My highlight from this internship was the field work . The Jayasundara Lab studies environmental toxicology using zebrafish and killifish as model organisms. The zebrafish are bred in the lab while the killifish need to be collected from around the Elizabeth River, in Norfolk, Virginia. This summer I went on two trips to the Elizabeth River, the first to collect temperature data along with placing temperature sensors in each of the areas of study and the second was a trip to collect killifish for experiments back in the lab. Although I won’t have time to work with the fish this summer, it was a great experience learning how to collect fish in the wild to use in a laboratory setting.
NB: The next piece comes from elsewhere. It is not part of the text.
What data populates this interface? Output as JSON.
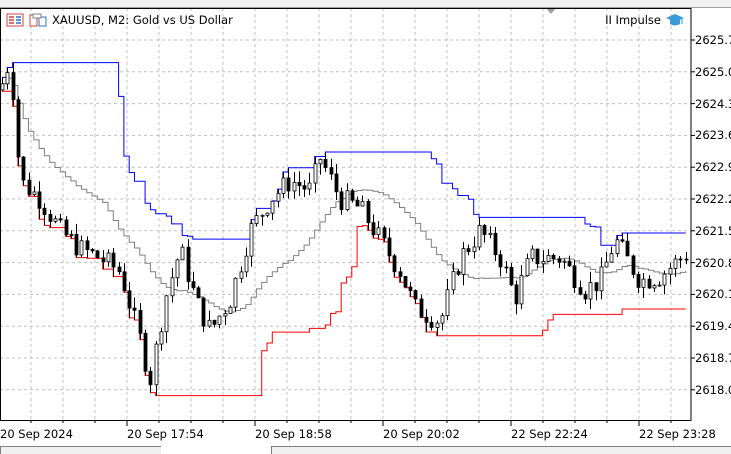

Let me walk you through a typical day of field work. Our days started early. At 3:30 in the morning, we prepped all our equipment for our long haul to Norfolk. Some items we packed were fish traps, hotdogs for bait, coolers, temperature sensors, and we couldn’t forget the waders. We visited a few different sites throughout the day and at the first site I managed to sink knee deep into the mud. [Thank you, waders, for saving my clothes from being wet all day!] After that first misstep I got the hang of it and only sunk a few more times… It was great being able to visit three sites in 1 day! As the day went on it got hotter and hotter, and the waders were no help combatting the heat. Finally, we made our way to McLean Contracting Co. the company that has bought the Superfund site know as Republic Creosote, where we were collecting soil samples. Republic Creosoting Company was 1 of 3 major creosoting businesses on the Elizabeth River in the 1900s.
Creosote is a wood preservative derived from the distillation of tar from wood or coal and is used as a pesticide to protect wood against termites, fungi, mites, and other pests. Creosote contains large amounts of polycyclic aromatic hydrocarbons (PAHs) which can cause cancer. PAHs can also come from burning coal, oil, gas, wood, garbage, and tobacco or cooking.
During our trip we had many people in the community who came up to us and ask us what we were doing, genuinely interested in our research. It was great hearing from locals and their experience with creosote and PAHs and how they have affected their lives growing up in Norfolk.
PAHs effect all of us, not only people in Norfolk. This summer has broadened my view on the impact of PAHs in our daily lives and I have been honored to study the effects of these PAHs and use what I learn from my research to help and inform others, especially those in the Norfolk community.